Now, I am not an ideologue when it comes to any of these issues: right to life, right to die. I just don’t think any of the rules apply in all cases. I am sure that the date of my departure is already written somewhere and when that day arrives, I’m out of here. That is as long as doctors and lawyers and judges and politicians don’t get to meddling with me. Who’s to say when a life is worth living? From where I sit now, I think I could deal with some physical disability or pain but not when the EEG shows no brain waves. I see no point in keeping my body alive if there’s no longer anybody home upstairs.
The thornier issue is what I might have to decide if it was one of my children lying there unable to talk.
I know the maternal instinct to urge doctors to do everything possible to return them to conscious life would probably cloud my rational judgment. It’s one thing for someone who has been roaming the planet for almost 70 years to refuse heroics but quite another for a young mother with children still to raise. They are the ones who should be signing advanced directives. But they seldom do.
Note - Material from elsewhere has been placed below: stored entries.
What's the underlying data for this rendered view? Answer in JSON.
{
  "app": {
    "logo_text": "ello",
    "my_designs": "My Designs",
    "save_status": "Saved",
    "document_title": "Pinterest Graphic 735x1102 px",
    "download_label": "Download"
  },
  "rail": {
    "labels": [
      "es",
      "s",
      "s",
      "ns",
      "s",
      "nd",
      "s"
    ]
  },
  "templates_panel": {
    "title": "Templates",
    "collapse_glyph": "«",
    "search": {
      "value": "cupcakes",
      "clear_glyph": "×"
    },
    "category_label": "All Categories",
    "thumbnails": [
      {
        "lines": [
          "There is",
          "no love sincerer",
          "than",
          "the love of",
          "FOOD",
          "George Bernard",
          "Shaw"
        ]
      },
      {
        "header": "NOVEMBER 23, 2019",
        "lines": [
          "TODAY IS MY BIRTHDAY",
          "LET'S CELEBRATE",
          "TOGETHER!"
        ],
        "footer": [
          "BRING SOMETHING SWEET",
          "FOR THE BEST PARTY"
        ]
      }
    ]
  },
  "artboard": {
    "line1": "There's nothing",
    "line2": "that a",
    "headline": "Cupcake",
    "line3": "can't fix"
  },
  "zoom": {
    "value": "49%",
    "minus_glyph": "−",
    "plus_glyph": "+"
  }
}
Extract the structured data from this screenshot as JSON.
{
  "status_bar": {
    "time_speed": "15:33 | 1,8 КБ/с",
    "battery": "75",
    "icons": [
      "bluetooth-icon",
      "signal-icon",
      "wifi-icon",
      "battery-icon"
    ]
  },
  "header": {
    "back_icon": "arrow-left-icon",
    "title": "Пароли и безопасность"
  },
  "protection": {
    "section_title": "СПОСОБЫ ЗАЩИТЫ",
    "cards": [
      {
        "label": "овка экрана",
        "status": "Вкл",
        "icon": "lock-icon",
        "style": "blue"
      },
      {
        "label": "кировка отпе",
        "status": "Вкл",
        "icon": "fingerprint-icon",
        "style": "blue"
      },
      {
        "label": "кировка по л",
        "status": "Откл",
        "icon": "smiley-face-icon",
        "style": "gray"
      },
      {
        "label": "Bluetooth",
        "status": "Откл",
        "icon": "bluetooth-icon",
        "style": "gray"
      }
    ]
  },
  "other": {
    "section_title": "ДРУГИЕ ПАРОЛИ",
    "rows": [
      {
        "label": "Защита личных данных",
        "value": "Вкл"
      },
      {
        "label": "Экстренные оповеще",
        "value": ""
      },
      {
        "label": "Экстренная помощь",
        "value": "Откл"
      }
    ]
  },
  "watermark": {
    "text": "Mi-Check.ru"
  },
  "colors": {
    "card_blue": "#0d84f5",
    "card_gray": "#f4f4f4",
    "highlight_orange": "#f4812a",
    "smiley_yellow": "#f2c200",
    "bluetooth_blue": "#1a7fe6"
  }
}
We had a long discussion about the Schiavo case over dinner a few nights ago with the Montana branch of my family. All of us agreed the case was so complex nobody could possibly know what that poor young woman’s wishes were 15 years ago.
My daughter said the media was to blame for attracting all the “crazies” to demonstrate on behalf of Schiavo and put pressure on Gov. Jeb Bush, the Florida justices, et al., to “err on the side of life.”
I’m a journalist and I agree with her.
For TV producers to show those pitiful pictures of Schiavo ad nauseum is to deny the poor woman her constitutional right to privacy, let alone dignity. How could she ever have wanted to be exposed in that way? What possible good could come of reporters digging up lurid details of her life, insinuations of a troubled marriage, of abuse, of her husband’s possible motives for wanting to end her suffering? If in fact she was feeling anything at all. How could her husband or her parents allow their once “close relationship” to deteriorate into the legal wrangling that breeds mistrust?
During our discussion, I reminded my daughter that two of her father’s relatives had been kept alive in a persistent vegetative state following massive strokes. In both cases, the decision to prolong life was prompted by guilt, a sad attempt at atonement that helped no one and caused permanent rifts in the family.
If we can take anything from the media circus surrounding Schiavo’s tragedy, it’s the importance of talking frankly with our dearest friends and kin. Not only telling what you want done for yourself but asking what they want if they should be incapacitated by an accident or a stroke.
It could be the only way to keep Jerry Falwell and Pat Boone from championing your right to life on national television. Smile, you’re on Candid Camera.